The fish grew up big on trash, until a fisherman’s net pulled them from the water, and a fisherman doused the fish in salty brine.

And Jona stopped a shopgirl with salted halibut in a bucket. He ate while he walked. He tossed the bones and tail into the street where it would be washed in the rain to sea, his demon-stained spittle seeping into the natural cycles of the city’s discarded things.

He arrived at the empty brewery, seeing nothing, and sat among the folks waiting for a ferry like he was supposed to keep an eye on them today. He yawned. He looked around like he was watching for droppers and cutters and pickpockets.

And where he stood he watched the corners of his eye for ragpickers. He listened for the clanging of a scrap forge.

When the crowds got bad, he ambled around like he was just keeping the order. He watched for anyone with a crown. He peeked into the alleys running beside the building to the water.

He saw the three copper crowns on the side of a metal tub. He saw the ashy lips where many scrap metals burned off their impurities.

If he set foot in the ruined brewery alone in his uniform, he probably wouldn’t get too far in the dark, where he didn’t know what trouble was inside except that it preferred not to be disturbed. He sat down within earshot. He waited to hear the clanging of the craftsman. That didn’t take too long.

Jona peeked around the corner. He saw the boys beside the giant man and the faint whiff of demon weed beneath a trash fire.

He saw the crowns being forged for demon weed, and handed out like treasure to boys that were not a gang anymore, just boys—wild mudskippers running through the streets and begging and stealing and eating anything they found like little wild dogs.

***

“Nic, we gotta talk.”

“Talk nothing,” said Calipari. He didn’t look up from his reports. “You’re on walkabout today, Jona.”

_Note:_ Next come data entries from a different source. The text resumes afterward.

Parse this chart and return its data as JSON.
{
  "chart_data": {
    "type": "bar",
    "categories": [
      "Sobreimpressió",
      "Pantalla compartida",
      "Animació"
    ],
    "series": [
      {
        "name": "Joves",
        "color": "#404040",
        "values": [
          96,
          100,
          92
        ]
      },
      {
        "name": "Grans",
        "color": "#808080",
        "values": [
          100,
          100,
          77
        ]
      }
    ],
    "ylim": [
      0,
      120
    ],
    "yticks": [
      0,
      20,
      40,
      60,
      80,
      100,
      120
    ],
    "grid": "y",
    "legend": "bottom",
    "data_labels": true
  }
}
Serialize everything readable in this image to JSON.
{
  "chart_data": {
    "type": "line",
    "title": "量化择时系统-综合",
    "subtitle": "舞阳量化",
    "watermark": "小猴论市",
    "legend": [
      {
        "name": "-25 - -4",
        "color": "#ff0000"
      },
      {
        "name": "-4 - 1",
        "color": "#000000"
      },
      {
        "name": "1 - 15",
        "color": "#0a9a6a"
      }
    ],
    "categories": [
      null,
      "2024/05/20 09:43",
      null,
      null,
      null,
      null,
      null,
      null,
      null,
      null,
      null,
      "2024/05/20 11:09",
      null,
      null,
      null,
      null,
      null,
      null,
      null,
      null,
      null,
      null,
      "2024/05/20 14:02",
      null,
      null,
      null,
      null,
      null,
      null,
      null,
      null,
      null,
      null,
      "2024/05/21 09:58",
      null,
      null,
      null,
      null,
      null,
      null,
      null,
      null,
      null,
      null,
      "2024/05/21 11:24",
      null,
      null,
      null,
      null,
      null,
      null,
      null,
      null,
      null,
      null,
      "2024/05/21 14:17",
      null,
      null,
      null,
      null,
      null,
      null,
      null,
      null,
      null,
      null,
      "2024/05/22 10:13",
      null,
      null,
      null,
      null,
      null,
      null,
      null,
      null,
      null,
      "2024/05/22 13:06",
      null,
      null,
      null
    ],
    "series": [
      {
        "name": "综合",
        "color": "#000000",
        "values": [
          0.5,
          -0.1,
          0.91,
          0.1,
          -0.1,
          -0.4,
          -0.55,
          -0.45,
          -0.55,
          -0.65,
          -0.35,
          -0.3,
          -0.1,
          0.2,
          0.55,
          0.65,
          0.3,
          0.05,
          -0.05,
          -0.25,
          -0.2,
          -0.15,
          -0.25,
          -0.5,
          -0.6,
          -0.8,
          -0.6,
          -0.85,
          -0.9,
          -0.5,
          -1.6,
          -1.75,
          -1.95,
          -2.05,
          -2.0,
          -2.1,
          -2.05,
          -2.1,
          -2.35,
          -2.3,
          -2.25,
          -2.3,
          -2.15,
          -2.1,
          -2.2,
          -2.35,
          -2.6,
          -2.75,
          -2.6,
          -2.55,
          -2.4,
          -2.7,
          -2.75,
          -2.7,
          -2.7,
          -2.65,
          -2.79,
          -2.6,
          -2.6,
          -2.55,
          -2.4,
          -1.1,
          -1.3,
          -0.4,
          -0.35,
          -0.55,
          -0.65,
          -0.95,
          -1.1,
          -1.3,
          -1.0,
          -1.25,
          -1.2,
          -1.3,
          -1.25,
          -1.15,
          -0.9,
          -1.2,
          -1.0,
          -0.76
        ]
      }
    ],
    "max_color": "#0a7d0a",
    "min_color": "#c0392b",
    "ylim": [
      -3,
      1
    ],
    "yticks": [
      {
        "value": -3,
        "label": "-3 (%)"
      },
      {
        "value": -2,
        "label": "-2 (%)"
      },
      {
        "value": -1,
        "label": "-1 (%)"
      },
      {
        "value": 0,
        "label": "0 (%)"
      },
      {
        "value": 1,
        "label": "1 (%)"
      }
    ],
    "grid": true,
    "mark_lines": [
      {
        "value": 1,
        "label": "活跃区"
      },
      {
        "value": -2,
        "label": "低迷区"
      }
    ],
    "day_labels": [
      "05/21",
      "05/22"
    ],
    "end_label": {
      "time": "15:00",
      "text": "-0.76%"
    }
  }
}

Jona sat down on the edge of a scrivener’s desk. The scrivener leaned back in his chair and cursed at Jona for sitting on the scrivening. Jona ignored the private. “I got a birdie singing a song on the Three Kings, Nic. I put together two and two. I paid ’em for their trouble on account of it being true, and I’ll need to be reimbursed for it. I found the scrap forge where they’re making crowns. Whatever they were, they’re nothing now. Their leaders are already dead. It’s just boys buying crowns. Nothing more.”

Calipari put down his quill. “Nevermind walkabouts,” he said. He stood up. “Call the boys back, Corporal. Hey, scriveners, go call the boys back!” Calipari looked Jona in the face. “This the center?”

Jona sighed. “Yeah, but like I said…”

Calipari clapped his hands. “So, we mousetrap it, and the king’s navy for all of them we catch,” he said. “Where is it?”

Jona wasn’t as happy as Calipari. Jona’s shoulders sagged. His face begged forgiveness. His voice was calm and slow. “Mousetrap won’t work,” he said.